Cross-Domain Data Dissemination and Policy Enforcement.

摘要

Modern information systems are distributed and highly dynamic. They comprise a number of hosts from heterogeneous domains, which collaborate, interact, and share data to handle client requests. Examples include cloud-hosted solutions, service-oriented architectures, electronic healthcare systems, product lifecycle management systems, and so on. A client request translates into multiple internal interactions involving different parties; each party can access and further share the client's data. However, such interactions may share data with unauthorized parties and violate the client's disclosure policies. In this case, the client has no knowledge of or control over interactions beyond its trust domain; therefore, the client has no means of detecting violations. Opaque data sharing in such distributed systems introduces new security challenges not present in the traditional systems. Existing solutions provide point-to-point secure data transmission and ensure security within a single domain, but are insufficient for distributed data dissemination because of the involvement of multiple cross-domain parties.;This dissertation addresses the problem of policy-based distributed data dissemination (PD3) and proposes a data-centric solution for end-to-end secure data disclosure in distributed interactions. The solution ensures that the data are distributed along with the policies that dictate data access and an execution monitor (a policy evaluation and enforcement mechanism) that controls data disclosure and protects data dissemination throughout the interaction lifecycle.
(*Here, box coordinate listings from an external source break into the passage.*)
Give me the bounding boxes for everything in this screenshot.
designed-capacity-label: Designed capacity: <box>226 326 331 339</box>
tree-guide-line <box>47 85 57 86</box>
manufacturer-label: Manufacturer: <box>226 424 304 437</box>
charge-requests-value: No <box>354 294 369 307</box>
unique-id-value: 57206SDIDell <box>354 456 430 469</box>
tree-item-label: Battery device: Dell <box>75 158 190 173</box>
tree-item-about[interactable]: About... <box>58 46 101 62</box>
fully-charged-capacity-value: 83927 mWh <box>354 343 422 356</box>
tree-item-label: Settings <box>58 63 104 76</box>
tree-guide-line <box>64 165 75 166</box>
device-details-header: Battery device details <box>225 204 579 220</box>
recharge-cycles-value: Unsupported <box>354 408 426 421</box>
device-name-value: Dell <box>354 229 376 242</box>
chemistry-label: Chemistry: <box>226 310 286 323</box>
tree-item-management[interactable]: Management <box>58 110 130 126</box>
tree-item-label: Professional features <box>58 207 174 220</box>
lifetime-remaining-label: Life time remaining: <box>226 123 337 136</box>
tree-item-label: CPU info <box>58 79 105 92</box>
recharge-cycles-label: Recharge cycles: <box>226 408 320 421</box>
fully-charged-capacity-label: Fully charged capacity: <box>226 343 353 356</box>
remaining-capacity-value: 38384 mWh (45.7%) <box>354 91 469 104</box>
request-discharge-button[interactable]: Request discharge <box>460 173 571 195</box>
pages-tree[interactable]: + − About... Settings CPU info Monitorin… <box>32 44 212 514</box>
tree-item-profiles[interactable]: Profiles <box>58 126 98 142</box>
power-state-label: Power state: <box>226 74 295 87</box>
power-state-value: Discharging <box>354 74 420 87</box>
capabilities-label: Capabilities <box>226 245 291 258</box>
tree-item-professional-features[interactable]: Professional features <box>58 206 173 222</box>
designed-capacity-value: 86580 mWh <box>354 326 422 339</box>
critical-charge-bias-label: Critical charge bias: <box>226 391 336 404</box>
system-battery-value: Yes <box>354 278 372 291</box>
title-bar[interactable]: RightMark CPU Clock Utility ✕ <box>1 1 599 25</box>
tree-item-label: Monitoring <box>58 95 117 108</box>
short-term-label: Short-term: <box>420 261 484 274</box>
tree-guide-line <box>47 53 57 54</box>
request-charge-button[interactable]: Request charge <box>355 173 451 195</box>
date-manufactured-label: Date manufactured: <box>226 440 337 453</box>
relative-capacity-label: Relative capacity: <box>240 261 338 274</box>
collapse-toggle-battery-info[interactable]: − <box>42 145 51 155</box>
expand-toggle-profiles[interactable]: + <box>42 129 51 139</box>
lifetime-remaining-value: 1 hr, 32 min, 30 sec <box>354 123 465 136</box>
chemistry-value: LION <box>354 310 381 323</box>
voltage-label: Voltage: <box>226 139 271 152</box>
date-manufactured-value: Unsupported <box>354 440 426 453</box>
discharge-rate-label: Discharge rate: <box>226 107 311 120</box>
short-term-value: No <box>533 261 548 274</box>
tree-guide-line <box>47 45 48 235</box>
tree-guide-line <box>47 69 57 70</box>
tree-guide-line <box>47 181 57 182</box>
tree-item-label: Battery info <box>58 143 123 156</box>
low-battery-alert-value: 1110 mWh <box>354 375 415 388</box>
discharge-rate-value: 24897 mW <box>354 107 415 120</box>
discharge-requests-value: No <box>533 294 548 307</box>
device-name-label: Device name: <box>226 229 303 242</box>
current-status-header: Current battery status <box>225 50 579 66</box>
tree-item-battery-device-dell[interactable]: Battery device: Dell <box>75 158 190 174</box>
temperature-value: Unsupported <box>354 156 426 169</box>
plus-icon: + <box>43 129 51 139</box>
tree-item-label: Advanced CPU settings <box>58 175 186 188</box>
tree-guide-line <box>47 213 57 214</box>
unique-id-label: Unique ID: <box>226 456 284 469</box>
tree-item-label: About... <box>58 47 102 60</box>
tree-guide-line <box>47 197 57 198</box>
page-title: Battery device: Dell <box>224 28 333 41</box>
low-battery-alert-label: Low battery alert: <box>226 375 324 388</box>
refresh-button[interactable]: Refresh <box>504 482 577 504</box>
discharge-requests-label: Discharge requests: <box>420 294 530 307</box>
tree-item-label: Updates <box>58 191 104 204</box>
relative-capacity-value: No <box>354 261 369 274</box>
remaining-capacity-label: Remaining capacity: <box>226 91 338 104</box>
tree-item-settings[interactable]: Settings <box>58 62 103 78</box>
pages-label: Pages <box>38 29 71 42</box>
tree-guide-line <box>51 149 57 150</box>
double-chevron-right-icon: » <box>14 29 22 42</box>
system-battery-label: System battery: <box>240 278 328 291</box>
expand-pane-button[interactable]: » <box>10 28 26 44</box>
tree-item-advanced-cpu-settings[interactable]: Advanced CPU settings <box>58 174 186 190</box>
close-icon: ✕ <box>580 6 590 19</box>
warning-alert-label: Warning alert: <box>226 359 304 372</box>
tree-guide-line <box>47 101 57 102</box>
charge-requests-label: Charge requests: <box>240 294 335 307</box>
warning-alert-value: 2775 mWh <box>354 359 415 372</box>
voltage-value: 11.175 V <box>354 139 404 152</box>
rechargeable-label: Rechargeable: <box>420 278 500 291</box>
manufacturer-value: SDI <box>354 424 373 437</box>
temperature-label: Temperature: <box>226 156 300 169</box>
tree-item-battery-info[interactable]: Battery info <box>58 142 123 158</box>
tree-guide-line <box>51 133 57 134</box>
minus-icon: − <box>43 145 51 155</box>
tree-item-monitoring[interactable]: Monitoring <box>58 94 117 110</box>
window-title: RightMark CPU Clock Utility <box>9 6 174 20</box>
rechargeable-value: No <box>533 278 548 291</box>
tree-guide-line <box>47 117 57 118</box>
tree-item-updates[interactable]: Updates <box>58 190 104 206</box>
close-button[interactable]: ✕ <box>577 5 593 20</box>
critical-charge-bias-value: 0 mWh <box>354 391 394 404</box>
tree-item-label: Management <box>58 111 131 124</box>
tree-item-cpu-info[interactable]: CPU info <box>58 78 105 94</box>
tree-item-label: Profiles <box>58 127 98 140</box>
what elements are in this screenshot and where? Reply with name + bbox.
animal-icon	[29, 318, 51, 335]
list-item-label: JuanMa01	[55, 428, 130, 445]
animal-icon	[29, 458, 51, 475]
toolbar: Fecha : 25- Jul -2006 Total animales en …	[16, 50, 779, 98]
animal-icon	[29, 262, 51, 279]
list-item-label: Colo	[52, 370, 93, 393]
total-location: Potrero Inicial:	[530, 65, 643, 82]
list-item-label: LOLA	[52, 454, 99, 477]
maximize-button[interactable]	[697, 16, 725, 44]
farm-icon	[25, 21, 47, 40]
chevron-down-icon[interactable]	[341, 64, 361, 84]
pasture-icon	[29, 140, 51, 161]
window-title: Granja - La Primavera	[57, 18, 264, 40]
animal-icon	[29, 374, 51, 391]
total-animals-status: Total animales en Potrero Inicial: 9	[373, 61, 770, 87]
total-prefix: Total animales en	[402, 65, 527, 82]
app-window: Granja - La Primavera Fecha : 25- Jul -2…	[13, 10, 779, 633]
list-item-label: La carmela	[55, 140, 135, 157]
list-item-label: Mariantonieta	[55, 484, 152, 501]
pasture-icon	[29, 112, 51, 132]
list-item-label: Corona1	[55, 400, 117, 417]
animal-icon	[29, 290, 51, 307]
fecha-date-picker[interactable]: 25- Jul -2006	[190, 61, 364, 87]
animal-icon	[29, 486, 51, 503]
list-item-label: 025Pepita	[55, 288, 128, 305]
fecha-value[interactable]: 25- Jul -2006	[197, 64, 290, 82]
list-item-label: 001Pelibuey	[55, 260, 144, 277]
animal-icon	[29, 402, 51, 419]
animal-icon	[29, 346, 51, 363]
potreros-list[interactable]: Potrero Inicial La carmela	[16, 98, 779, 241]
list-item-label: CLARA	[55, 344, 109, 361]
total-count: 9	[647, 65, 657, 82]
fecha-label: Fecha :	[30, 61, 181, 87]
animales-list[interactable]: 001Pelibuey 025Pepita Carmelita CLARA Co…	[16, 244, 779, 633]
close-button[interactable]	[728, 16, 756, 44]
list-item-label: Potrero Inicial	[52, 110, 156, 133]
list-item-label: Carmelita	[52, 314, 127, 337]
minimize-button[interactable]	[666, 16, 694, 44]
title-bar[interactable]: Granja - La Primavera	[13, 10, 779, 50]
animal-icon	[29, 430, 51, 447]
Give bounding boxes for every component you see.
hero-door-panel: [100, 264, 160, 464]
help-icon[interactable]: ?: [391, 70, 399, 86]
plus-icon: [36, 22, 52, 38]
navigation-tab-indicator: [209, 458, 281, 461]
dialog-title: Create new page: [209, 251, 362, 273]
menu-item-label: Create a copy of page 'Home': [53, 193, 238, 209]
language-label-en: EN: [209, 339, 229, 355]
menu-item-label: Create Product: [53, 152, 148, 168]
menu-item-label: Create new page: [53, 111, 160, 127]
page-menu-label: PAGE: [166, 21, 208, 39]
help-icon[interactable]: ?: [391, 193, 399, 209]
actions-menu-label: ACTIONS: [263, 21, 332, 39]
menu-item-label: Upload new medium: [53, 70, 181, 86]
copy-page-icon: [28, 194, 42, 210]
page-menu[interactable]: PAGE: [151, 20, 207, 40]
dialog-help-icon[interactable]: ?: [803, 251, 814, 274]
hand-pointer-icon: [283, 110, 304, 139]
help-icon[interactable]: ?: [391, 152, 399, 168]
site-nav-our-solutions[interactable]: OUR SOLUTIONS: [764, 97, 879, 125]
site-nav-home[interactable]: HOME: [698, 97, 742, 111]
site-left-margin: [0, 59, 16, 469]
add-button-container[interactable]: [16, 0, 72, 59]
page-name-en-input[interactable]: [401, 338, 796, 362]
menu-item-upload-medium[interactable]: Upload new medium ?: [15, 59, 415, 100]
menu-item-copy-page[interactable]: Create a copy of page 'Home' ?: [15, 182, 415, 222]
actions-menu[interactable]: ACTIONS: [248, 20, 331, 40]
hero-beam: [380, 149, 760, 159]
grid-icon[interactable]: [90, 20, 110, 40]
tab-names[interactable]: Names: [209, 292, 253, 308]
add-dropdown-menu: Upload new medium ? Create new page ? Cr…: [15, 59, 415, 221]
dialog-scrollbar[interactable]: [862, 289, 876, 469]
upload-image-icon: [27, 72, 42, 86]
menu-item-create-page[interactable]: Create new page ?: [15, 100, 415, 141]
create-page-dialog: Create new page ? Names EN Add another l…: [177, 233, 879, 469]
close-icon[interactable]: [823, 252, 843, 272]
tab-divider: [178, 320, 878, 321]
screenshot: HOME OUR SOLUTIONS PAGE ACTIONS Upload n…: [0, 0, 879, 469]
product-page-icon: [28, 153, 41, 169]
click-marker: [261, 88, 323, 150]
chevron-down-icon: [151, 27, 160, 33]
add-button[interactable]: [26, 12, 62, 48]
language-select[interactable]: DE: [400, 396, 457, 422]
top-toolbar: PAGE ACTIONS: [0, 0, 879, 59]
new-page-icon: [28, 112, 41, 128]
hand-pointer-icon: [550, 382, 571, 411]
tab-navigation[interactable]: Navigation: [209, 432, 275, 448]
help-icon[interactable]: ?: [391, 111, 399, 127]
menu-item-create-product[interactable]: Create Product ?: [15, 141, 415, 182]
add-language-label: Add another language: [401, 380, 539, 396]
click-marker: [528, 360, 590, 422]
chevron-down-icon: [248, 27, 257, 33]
It empowers data owners with control of data disclosure decisions outside their trust domains and reduces the risk of unauthorized access.;This dissertation makes the following contributions. First, it presents a formal description of the PD3 problem and identifies the main requirements for a new solution. Second, it introduces EPICS, an extensible framework for enforcing policies in composite Web services, and describes its design, implementation, and evaluation. Third, it demonstrates a novel application of the proposed solution to address privacy and identity management in cloud computing.